Well before the sun came up Thursday, Jazmin Cazares sat on her sister’s bed and wept for the 9-year-old killed in the Uvalde school rampage one month ago.
Then the teenager with purple-streaked hair got up for the four-hour drive to the Texas Capitol, where she tearfully pleaded with lawmakers to pass tougher gun laws and questioned why so many security measures failed.
“I shouldn’t have to be here right now. I should be at home watching a movie with my sister,” she said through sniffles. “I’m here begging for you guys to do something or to change something, because the people that were supposed to keep her safe at school didn’t, they failed.”
Eric Gay / AP
Her sister Jacklyn — a tough-minded and compassionate girl who dreamed of visiting Paris and becoming a veterinarian — was one of 19 children shot to death inside Robb Elementary School on May 24 before police stormed the classroom and killed the gunman. Two teachers also died.

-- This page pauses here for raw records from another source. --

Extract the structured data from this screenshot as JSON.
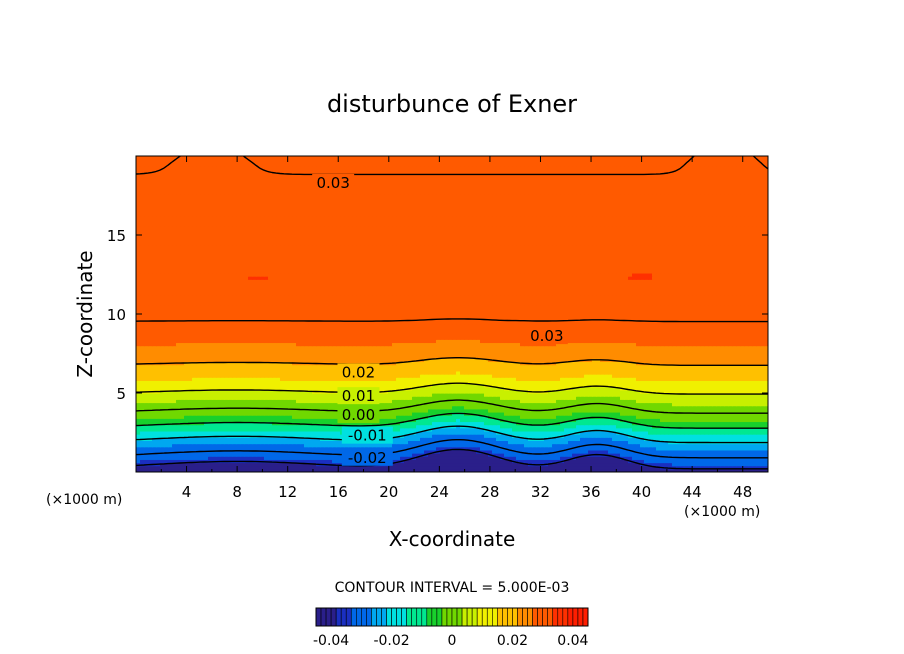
{
  "chart_data": {
    "type": "contour",
    "title": "disturbunce of Exner",
    "xlabel": "X-coordinate",
    "ylabel": "Z-coordinate",
    "x_unit": "(×1000 m)",
    "xlim": [
      0,
      50
    ],
    "ylim": [
      0,
      20
    ],
    "x_ticks": [
      4,
      8,
      12,
      16,
      20,
      24,
      28,
      32,
      36,
      40,
      44,
      48
    ],
    "y_ticks": [
      5,
      10,
      15
    ],
    "contour_interval_text": "CONTOUR INTERVAL = 5.000E-03",
    "contour_interval": 0.005,
    "value_range": [
      -0.045,
      0.045
    ],
    "colorbar_ticks": [
      "-0.04",
      "-0.02",
      "0",
      "0.02",
      "0.04"
    ],
    "contour_labels": [
      {
        "text": "0.03",
        "x": 15.6,
        "z": 18.3
      },
      {
        "text": "0.03",
        "x": 32.5,
        "z": 8.6
      },
      {
        "text": "0.02",
        "x": 17.6,
        "z": 6.3
      },
      {
        "text": "0.01",
        "x": 17.6,
        "z": 4.8
      },
      {
        "text": "0.00",
        "x": 17.6,
        "z": 3.6
      },
      {
        "text": "-0.01",
        "x": 18.3,
        "z": 2.3
      },
      {
        "text": "-0.02",
        "x": 18.3,
        "z": 0.9
      }
    ],
    "profile_mean": [
      [
        0.0,
        -0.044
      ],
      [
        0.5,
        -0.034
      ],
      [
        1.5,
        -0.024
      ],
      [
        2.5,
        -0.013
      ],
      [
        3.5,
        -0.002
      ],
      [
        4.5,
        0.007
      ],
      [
        5.5,
        0.014
      ],
      [
        6.5,
        0.019
      ],
      [
        7.5,
        0.023
      ],
      [
        8.5,
        0.027
      ],
      [
        9.5,
        0.03
      ],
      [
        11.0,
        0.033
      ],
      [
        12.5,
        0.034
      ],
      [
        14.0,
        0.033
      ],
      [
        15.5,
        0.0322
      ],
      [
        17.0,
        0.0312
      ],
      [
        18.5,
        0.0302
      ],
      [
        19.5,
        0.0296
      ],
      [
        20.0,
        0.0292
      ]
    ],
    "features": [
      {
        "kind": "ridge",
        "x": 25.5,
        "width": 4.2,
        "amplitude": 1.4
      },
      {
        "kind": "ridge",
        "x": 36.5,
        "width": 3.2,
        "amplitude": 1.0
      },
      {
        "kind": "ridge",
        "x": 8.0,
        "width": 9.0,
        "amplitude": 0.5
      },
      {
        "kind": "max",
        "x": 9.6,
        "z": 12.3,
        "sx": 3.0,
        "sz": 0.6,
        "amplitude": 0.0012
      },
      {
        "kind": "max",
        "x": 21.5,
        "z": 12.2,
        "sx": 6.0,
        "sz": 1.0,
        "amplitude": 0.001
      },
      {
        "kind": "max",
        "x": 40.0,
        "z": 12.2,
        "sx": 5.0,
        "sz": 1.0,
        "amplitude": 0.0012
      },
      {
        "kind": "min",
        "x": 30.8,
        "z": 12.2,
        "sx": 1.1,
        "sz": 1.4,
        "amplitude": 0.0014
      },
      {
        "kind": "bump",
        "x": 6.0,
        "z": 20.0,
        "sx": 3.0,
        "sz": 1.4,
        "amplitude": 0.0016
      },
      {
        "kind": "bump",
        "x": 46.5,
        "z": 20.0,
        "sx": 2.6,
        "sz": 1.4,
        "amplitude": 0.0018
      }
    ],
    "colors": {
      "palette": [
        "#2a1f8a",
        "#1a2fc0",
        "#0068e8",
        "#00a8f0",
        "#00e0e0",
        "#00e890",
        "#18d02c",
        "#70d800",
        "#c8f000",
        "#f0f000",
        "#ffc000",
        "#ff8c00",
        "#ff5a00",
        "#ff3000",
        "#ff1e00"
      ],
      "negative_line_style": "dashed",
      "line_color": "#000000"
    }
  }
}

The massacre and a string of recent mass killings in the U.S. have renewed the debate over gun laws, school safety and how to stop the violence. In Texas, lawmakers have responded to several mass shootings in recent years by making it easier to carry guns, rather than to clamp down.
Jazmin’s testimony before a committee of lawmakers looking at how to prevent mass shootings came as Congress moved toward passing its most far-reaching gun violence bill in decades and the U.S. Supreme Court issued a ruling saying Americans have the right to carry firearms in public.